Active learning effectively identifies a minimal set of maximally informative and asymptotically performant cytotoxic structure–activity patterns in NCI-60 cell lines†
Abstract
The NCI-60 cancer cell line screening panel has provided insights for development of subtype-specific chemical therapies and repurposing. By extracting chemical structure and cytotoxicity patterns, virtual screening potentially complements the availability of high-throughput assay platforms and improves bioactive compound discovery rates by computational prefiltering of candidate compound libraries. Many groups report high prediction performances in computational models of NCI-60 data when using cross-validation or similar techniques, yet prospective therapy development in novel cancers may have little to no such data and further may not have the resources to perform hit identification using large compound libraries.
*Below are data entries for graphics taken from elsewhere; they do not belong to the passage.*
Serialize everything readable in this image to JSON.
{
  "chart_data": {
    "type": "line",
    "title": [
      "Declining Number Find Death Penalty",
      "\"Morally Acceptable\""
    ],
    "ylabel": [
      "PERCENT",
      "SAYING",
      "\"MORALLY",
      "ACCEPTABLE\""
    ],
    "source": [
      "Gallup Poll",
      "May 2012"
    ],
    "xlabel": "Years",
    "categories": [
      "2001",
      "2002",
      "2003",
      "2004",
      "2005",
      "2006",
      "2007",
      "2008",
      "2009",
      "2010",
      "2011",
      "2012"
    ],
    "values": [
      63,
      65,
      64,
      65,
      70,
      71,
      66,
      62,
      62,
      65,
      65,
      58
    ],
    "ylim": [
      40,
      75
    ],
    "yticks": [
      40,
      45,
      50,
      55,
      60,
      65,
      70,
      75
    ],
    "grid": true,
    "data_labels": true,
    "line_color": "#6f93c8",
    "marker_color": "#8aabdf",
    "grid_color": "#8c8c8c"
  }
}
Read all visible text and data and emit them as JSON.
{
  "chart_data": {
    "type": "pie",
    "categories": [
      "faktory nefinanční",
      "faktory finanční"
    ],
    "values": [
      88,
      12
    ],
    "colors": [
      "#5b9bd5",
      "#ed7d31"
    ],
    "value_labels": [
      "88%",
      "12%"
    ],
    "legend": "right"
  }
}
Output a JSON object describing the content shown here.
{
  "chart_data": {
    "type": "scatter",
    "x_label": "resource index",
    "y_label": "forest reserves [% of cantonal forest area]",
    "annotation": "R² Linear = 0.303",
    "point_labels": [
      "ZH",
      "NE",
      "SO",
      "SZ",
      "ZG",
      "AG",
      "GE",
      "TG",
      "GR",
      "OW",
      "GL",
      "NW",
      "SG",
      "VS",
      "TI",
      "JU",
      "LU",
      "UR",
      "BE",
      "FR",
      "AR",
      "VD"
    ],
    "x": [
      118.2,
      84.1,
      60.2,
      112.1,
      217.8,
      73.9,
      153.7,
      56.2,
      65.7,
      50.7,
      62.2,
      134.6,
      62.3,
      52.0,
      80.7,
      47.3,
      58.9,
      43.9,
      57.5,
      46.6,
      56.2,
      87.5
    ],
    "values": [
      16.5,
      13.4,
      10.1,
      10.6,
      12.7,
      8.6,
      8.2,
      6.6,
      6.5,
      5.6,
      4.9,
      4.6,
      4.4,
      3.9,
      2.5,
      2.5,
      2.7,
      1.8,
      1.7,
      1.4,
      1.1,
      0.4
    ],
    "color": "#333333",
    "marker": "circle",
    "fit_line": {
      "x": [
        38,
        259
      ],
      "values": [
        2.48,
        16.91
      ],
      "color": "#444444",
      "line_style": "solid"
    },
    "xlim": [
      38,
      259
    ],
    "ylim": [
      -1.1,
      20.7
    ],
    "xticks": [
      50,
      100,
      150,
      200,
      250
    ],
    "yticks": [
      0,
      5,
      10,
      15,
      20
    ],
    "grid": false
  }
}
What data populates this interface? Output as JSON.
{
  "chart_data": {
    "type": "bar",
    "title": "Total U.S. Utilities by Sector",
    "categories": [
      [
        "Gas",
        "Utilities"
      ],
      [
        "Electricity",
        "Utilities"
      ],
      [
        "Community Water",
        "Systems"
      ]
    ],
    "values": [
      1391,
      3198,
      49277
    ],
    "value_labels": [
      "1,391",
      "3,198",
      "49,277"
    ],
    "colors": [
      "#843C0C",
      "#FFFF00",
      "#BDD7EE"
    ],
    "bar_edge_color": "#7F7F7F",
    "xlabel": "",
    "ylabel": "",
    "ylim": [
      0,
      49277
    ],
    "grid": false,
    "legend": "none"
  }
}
In contrast to bulk screening and analysis, the active learning methodology has demonstrated how to identify compounds for screening in small batches and update computational models iteratively, leading to predictive models with a minimum number of compounds, and importantly clarifying data volumes at which limits in predictive ability are achieved. Here, in replicate per-cell line experiments using 50% of data (∼20 000 compounds) as the external prediction target, predictive limits are reproducibly demonstrated at the stage of systematic selection of 10–30% of the incorporable half. The pattern was consistent across all 60 cell lines. Limits of predictability are found to be correlated to the doubling times of cell lines and the number of cellular response discontinuities (activity cliffs) present per cell line. Organization into chemical scaffolds delineated degrees of predictive challenge. These results provide key insights for strategies in developing new inhibitors in existing cell lines or for future automated therapy selection in personalized oncotherapy.